Ce que dit le réquisitoire du Procureur Général

Entre-temps, le Procureur Général près la Cour constitutionnelle Mukolo Nkokesha, a saisi le sénat pour demander la lévée des immunités de l’ancien premier ministre, désormais Sénateur. Dans sa correspondance du 15 mai, le Procureur évoque les articles 164 et 166 de la constitution qui attribuent la compétence pénale à la Cour constitutionnelle pour les infractions commises par le Président de la République et le Premier Ministre dans l’exercice de leurs fonctions.

« Après l’exercice de leurs fonctions, leur juge pénal reste la Cour constitutionnelle pour les actes commis pendant l’exercice de leurs fonctions », insiste le Procureur qui soutient que « votre saisine se justifie dans le cas du sénateur Matata Ponyo, non pas parce qu’il était Premier ministre, mais parce qu’il est sénateur.»

Dans le même document, le Procureur Général près la Cour constitutionnelle précise que les deux Sénateurs ne sont pas poursuivis pour des actes commis en leur qualité actuelle, mais plutôt pour les actes commis en qualité de Premier Ministre pour l’un et de Directeur Général du Parc agro-industriel de Bukanga Lonzo pour l’autre. Il a martelé sur le fait que méconnaître une telle compétence pénale clairement établie par la constitution « serait une violation flagrante de celle-ci en son article 19, alinéa 1 qui stipule, nul ne peut être soustrait ni distrait contre son gré du juge que la loi lui assigne.»

Et le déni de justice

Le Sénat a décidé de rejeter la demande de levée des immunités du Sénateur Augustin Matata Ponyo, à la suite du réquisitoire du Procureur Général près la Cour Constitutionnelle, qui met en cause l’ancien Premier Ministre d’être à la base de la débâcle du projet Bukanga Lonzo. 

En effet, 46 sénateurs ont voté Oui, 49 sénateurs ont voté CONTRE et un bulletin nul. Ce vote intervient après les travaux de la commission spéciale mise en place pour auditionner chaque Sénateur concerné, afin de présenter ses moyens de défense.

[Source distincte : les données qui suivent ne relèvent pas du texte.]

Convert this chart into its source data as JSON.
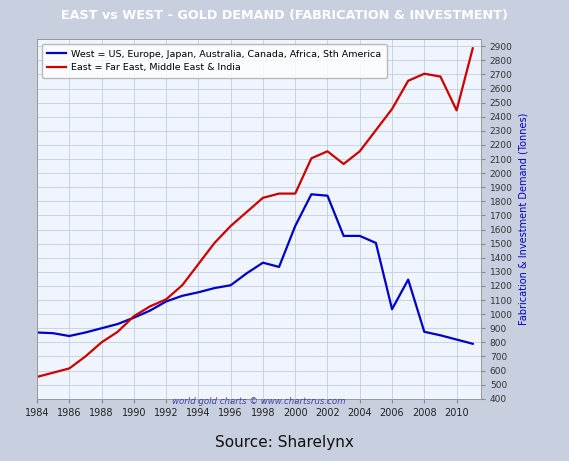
{
  "title": "EAST vs WEST - GOLD DEMAND (FABRICATION & INVESTMENT)",
  "title_bg": "#7788dd",
  "title_color": "white",
  "ylabel": "Fabrication & Investment Demand (Tonnes)",
  "ylabel_color": "#0000cc",
  "watermark": "world gold charts © www.chartsrus.com",
  "source": "Source: Sharelynx",
  "west_label": "West = US, Europe, Japan, Australia, Canada, Africa, Sth America",
  "east_label": "East = Far East, Middle East & India",
  "west_color": "#0000cc",
  "east_color": "#cc0000",
  "ylim": [
    400,
    2950
  ],
  "outer_bg": "#c8d0e0",
  "panel_bg": "#f0f4fc",
  "border_color": "#aaaaaa",
  "grid_color": "#b8c8dc",
  "years": [
    1984,
    1985,
    1986,
    1987,
    1988,
    1989,
    1990,
    1991,
    1992,
    1993,
    1994,
    1995,
    1996,
    1997,
    1998,
    1999,
    2000,
    2001,
    2002,
    2003,
    2004,
    2005,
    2006,
    2007,
    2008,
    2009,
    2010,
    2011
  ],
  "west_data": [
    870,
    865,
    845,
    870,
    900,
    930,
    975,
    1025,
    1090,
    1130,
    1155,
    1185,
    1205,
    1290,
    1365,
    1335,
    1625,
    1850,
    1840,
    1555,
    1555,
    1505,
    1035,
    1245,
    875,
    850,
    820,
    790
  ],
  "east_data": [
    555,
    585,
    615,
    700,
    800,
    875,
    985,
    1055,
    1105,
    1205,
    1355,
    1505,
    1625,
    1725,
    1825,
    1855,
    1855,
    2105,
    2155,
    2065,
    2155,
    2305,
    2455,
    2655,
    2705,
    2685,
    2445,
    2885
  ]
}
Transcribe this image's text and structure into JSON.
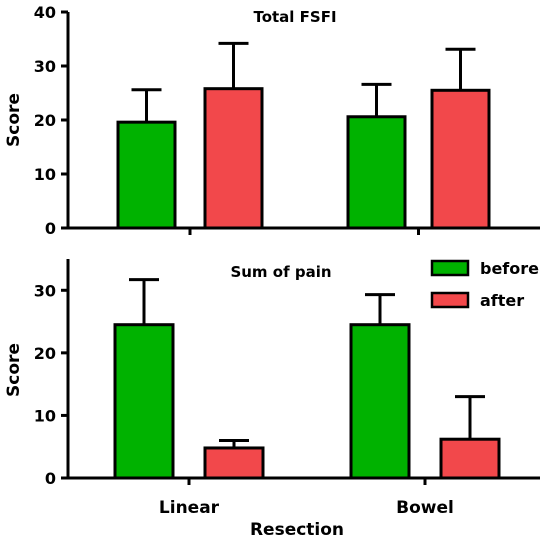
{
  "chart_data": [
    {
      "type": "bar",
      "title": "Total FSFI",
      "ylabel": "Score",
      "xlabel": "",
      "ylim": [
        0,
        40
      ],
      "yticks": [
        "0",
        "10",
        "20",
        "30",
        "40"
      ],
      "categories": [
        "Linear",
        "Bowel"
      ],
      "show_category_labels": false,
      "grid": false,
      "legend": "none",
      "series": [
        {
          "name": "before",
          "color": "#00b200",
          "values": [
            19.6,
            20.6
          ],
          "error": [
            6.0,
            6.0
          ]
        },
        {
          "name": "after",
          "color": "#f2484b",
          "values": [
            25.8,
            25.5
          ],
          "error": [
            8.4,
            7.6
          ]
        }
      ]
    },
    {
      "type": "bar",
      "title": "Sum of pain",
      "ylabel": "Score",
      "xlabel": "Resection",
      "ylim": [
        0,
        35
      ],
      "yticks": [
        "0",
        "10",
        "20",
        "30"
      ],
      "categories": [
        "Linear",
        "Bowel"
      ],
      "show_category_labels": true,
      "grid": false,
      "legend": "top-right",
      "series": [
        {
          "name": "before",
          "color": "#00b200",
          "values": [
            24.5,
            24.5
          ],
          "error": [
            7.2,
            4.8
          ]
        },
        {
          "name": "after",
          "color": "#f2484b",
          "values": [
            4.8,
            6.2
          ],
          "error": [
            1.2,
            6.8
          ]
        }
      ]
    }
  ]
}
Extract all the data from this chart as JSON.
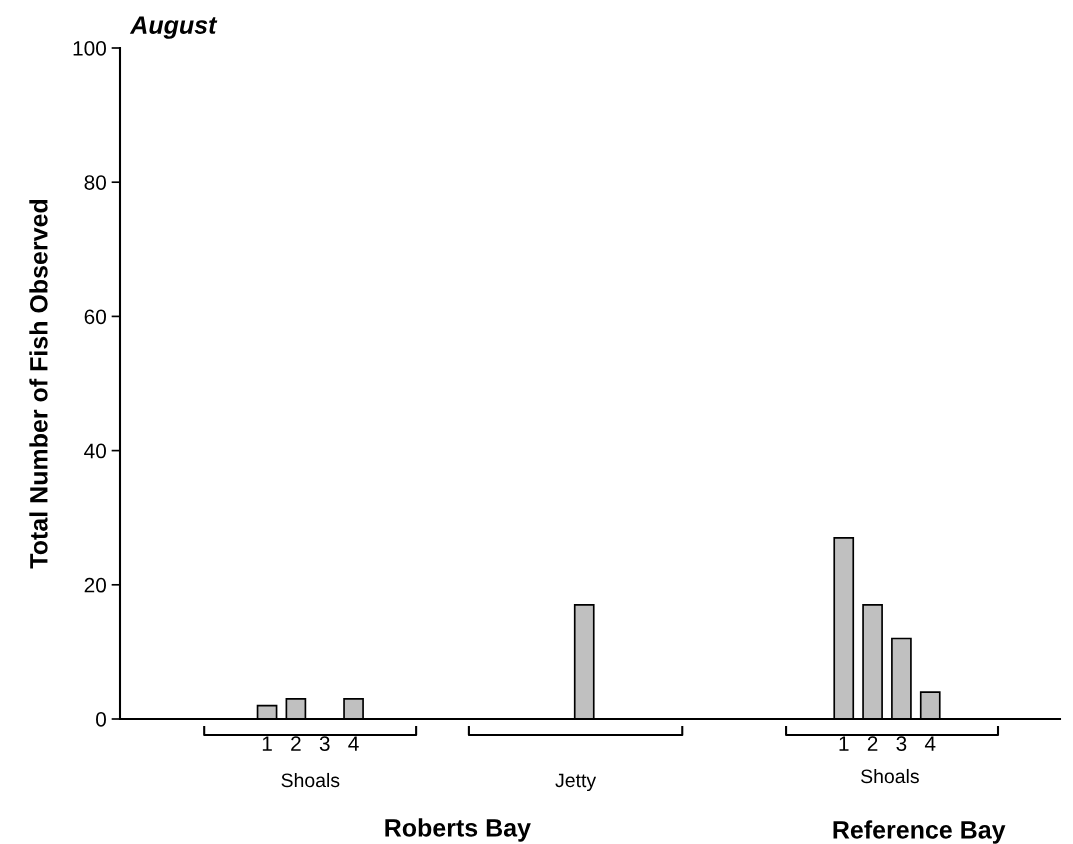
{
  "chart_data": {
    "type": "bar",
    "title": "August",
    "ylabel": "Total Number of Fish Observed",
    "categories": [
      null,
      null,
      null,
      null,
      null,
      "1",
      "2",
      "3",
      "4",
      null,
      null,
      null,
      null,
      null,
      null,
      null,
      null,
      null,
      null,
      null,
      null,
      null,
      null,
      null,
      null,
      "1",
      "2",
      "3",
      "4",
      null,
      null,
      null,
      null
    ],
    "values": [
      null,
      null,
      null,
      null,
      null,
      2,
      3,
      null,
      3,
      null,
      null,
      null,
      null,
      null,
      null,
      null,
      17,
      null,
      null,
      null,
      null,
      null,
      null,
      null,
      null,
      27,
      17,
      12,
      4,
      null,
      null,
      null,
      null
    ],
    "color": "#c0c0c0",
    "ylim": [
      0,
      100
    ],
    "yticks": [
      0,
      20,
      40,
      60,
      80,
      100
    ],
    "annotations": [
      "Shoals",
      "Jetty",
      "Shoals",
      "Roberts Bay",
      "Reference Bay"
    ],
    "grid": false,
    "legend": false
  }
}
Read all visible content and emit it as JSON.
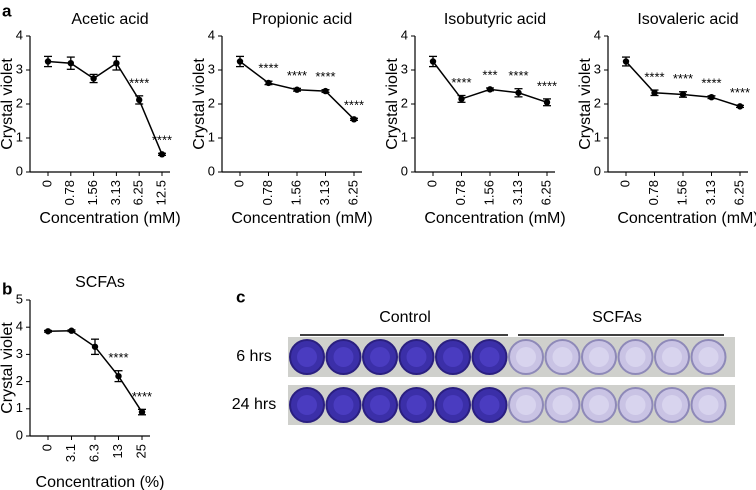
{
  "panel_labels": [
    "a",
    "b",
    "c"
  ],
  "photo": {
    "groups": [
      "Control",
      "SCFAs"
    ],
    "rows": [
      "6 hrs",
      "24 hrs"
    ]
  },
  "chart_data": [
    {
      "type": "line",
      "title": "Acetic acid",
      "xlabel": "Concentration (mM)",
      "ylabel": "Crystal violet",
      "categories": [
        "0",
        "0.78",
        "1.56",
        "3.13",
        "6.25",
        "12.5"
      ],
      "values": [
        3.25,
        3.2,
        2.75,
        3.2,
        2.12,
        0.52
      ],
      "errors": [
        0.15,
        0.18,
        0.12,
        0.2,
        0.12,
        0.03
      ],
      "annotations": [
        null,
        null,
        null,
        null,
        "****",
        "****"
      ],
      "color": "#000000",
      "ylim": [
        0,
        4
      ],
      "yticks": [
        0,
        1,
        2,
        3,
        4
      ]
    },
    {
      "type": "line",
      "title": "Propionic acid",
      "xlabel": "Concentration (mM)",
      "ylabel": "Crystal violet",
      "categories": [
        "0",
        "0.78",
        "1.56",
        "3.13",
        "6.25"
      ],
      "values": [
        3.25,
        2.62,
        2.42,
        2.38,
        1.55
      ],
      "errors": [
        0.15,
        0.05,
        0.04,
        0.04,
        0.03
      ],
      "annotations": [
        null,
        "****",
        "****",
        "****",
        "****"
      ],
      "color": "#000000",
      "ylim": [
        0,
        4
      ],
      "yticks": [
        0,
        1,
        2,
        3,
        4
      ]
    },
    {
      "type": "line",
      "title": "Isobutyric acid",
      "xlabel": "Concentration (mM)",
      "ylabel": "Crystal violet",
      "categories": [
        "0",
        "0.78",
        "1.56",
        "3.13",
        "6.25"
      ],
      "values": [
        3.25,
        2.15,
        2.43,
        2.33,
        2.05
      ],
      "errors": [
        0.15,
        0.1,
        0.04,
        0.12,
        0.1
      ],
      "annotations": [
        null,
        "****",
        "***",
        "****",
        "****"
      ],
      "color": "#000000",
      "ylim": [
        0,
        4
      ],
      "yticks": [
        0,
        1,
        2,
        3,
        4
      ]
    },
    {
      "type": "line",
      "title": "Isovaleric acid",
      "xlabel": "Concentration (mM)",
      "ylabel": "Crystal violet",
      "categories": [
        "0",
        "0.78",
        "1.56",
        "3.13",
        "6.25"
      ],
      "values": [
        3.25,
        2.33,
        2.28,
        2.2,
        1.93
      ],
      "errors": [
        0.13,
        0.08,
        0.08,
        0.04,
        0.03
      ],
      "annotations": [
        null,
        "****",
        "****",
        "****",
        "****"
      ],
      "color": "#000000",
      "ylim": [
        0,
        4
      ],
      "yticks": [
        0,
        1,
        2,
        3,
        4
      ]
    },
    {
      "type": "line",
      "title": "SCFAs",
      "xlabel": "Concentration (%)",
      "ylabel": "Crystal violet",
      "categories": [
        "0",
        "3.1",
        "6.3",
        "13",
        "25"
      ],
      "values": [
        3.85,
        3.87,
        3.28,
        2.2,
        0.88
      ],
      "errors": [
        0.03,
        0.03,
        0.28,
        0.2,
        0.1
      ],
      "annotations": [
        null,
        null,
        null,
        "****",
        "****"
      ],
      "color": "#000000",
      "ylim": [
        0,
        5
      ],
      "yticks": [
        0,
        1,
        2,
        3,
        4,
        5
      ]
    }
  ]
}
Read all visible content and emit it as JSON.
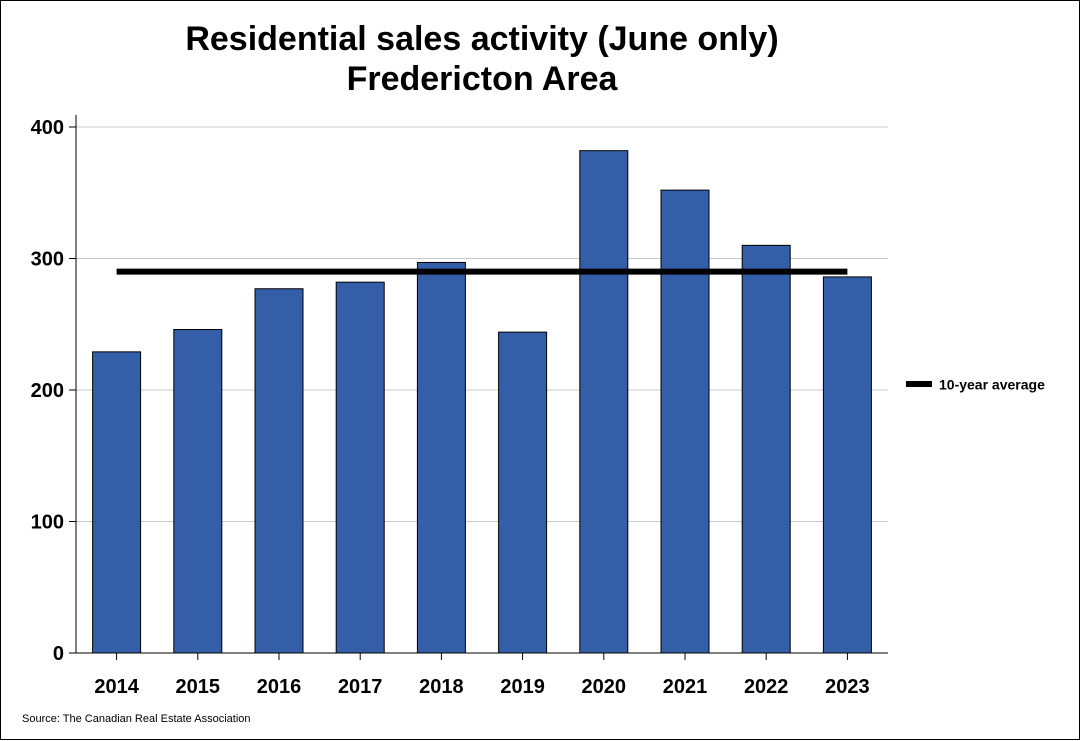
{
  "chart_data": {
    "type": "bar",
    "title": "Residential sales activity (June only)",
    "subtitle": "Fredericton Area",
    "categories": [
      "2014",
      "2015",
      "2016",
      "2017",
      "2018",
      "2019",
      "2020",
      "2021",
      "2022",
      "2023"
    ],
    "series": [
      {
        "name": "",
        "values": [
          229,
          246,
          277,
          282,
          297,
          244,
          382,
          352,
          310,
          286
        ],
        "color": "#355EA9"
      }
    ],
    "reference_line": {
      "name": "10-year average",
      "value": 290,
      "color": "#000000"
    },
    "ylim": [
      0,
      400
    ],
    "yticks": [
      0,
      100,
      200,
      300,
      400
    ],
    "ytick_labels": [
      "0",
      "100",
      "200",
      "300",
      "400"
    ],
    "xlabel": "",
    "ylabel": "",
    "grid": true,
    "legend_position": "right",
    "source": "Source: The Canadian Real Estate Association"
  }
}
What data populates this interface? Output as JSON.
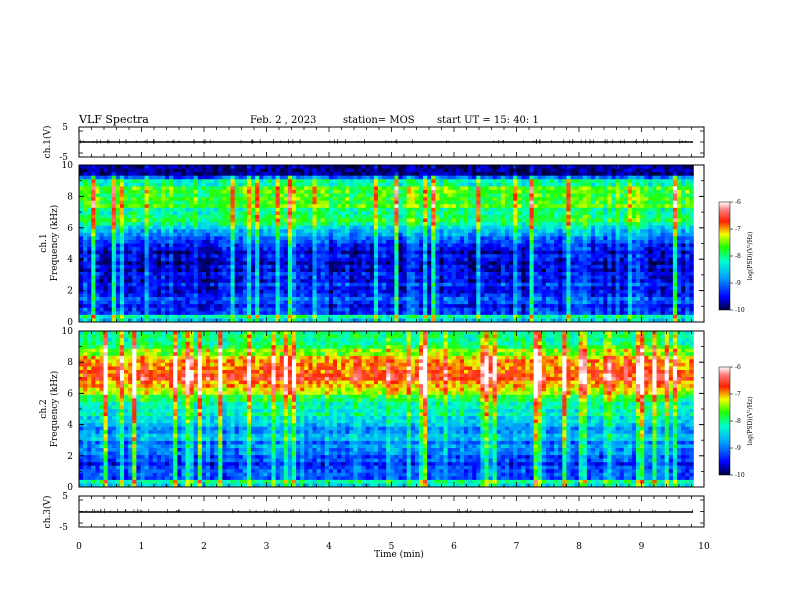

Mais au lieu de voir Matata être mis à disposition de la Cour, c’est plutôt une bataille politique qui s’engage au Sénat congolais. Car en effet, cette chambre du Parlement est issue d’une majorité des proches de l’ancien Président Joseph Kabila, dont faisait partie Matata Ponyo, avant l’annonce de son départ le 12 mars dernier et ce, pour raison de « convenances personnelles». Le refus pour le Sénat de livrer l’ancien Premier Ministre, n’est rien d’autre qu’un déni de justice.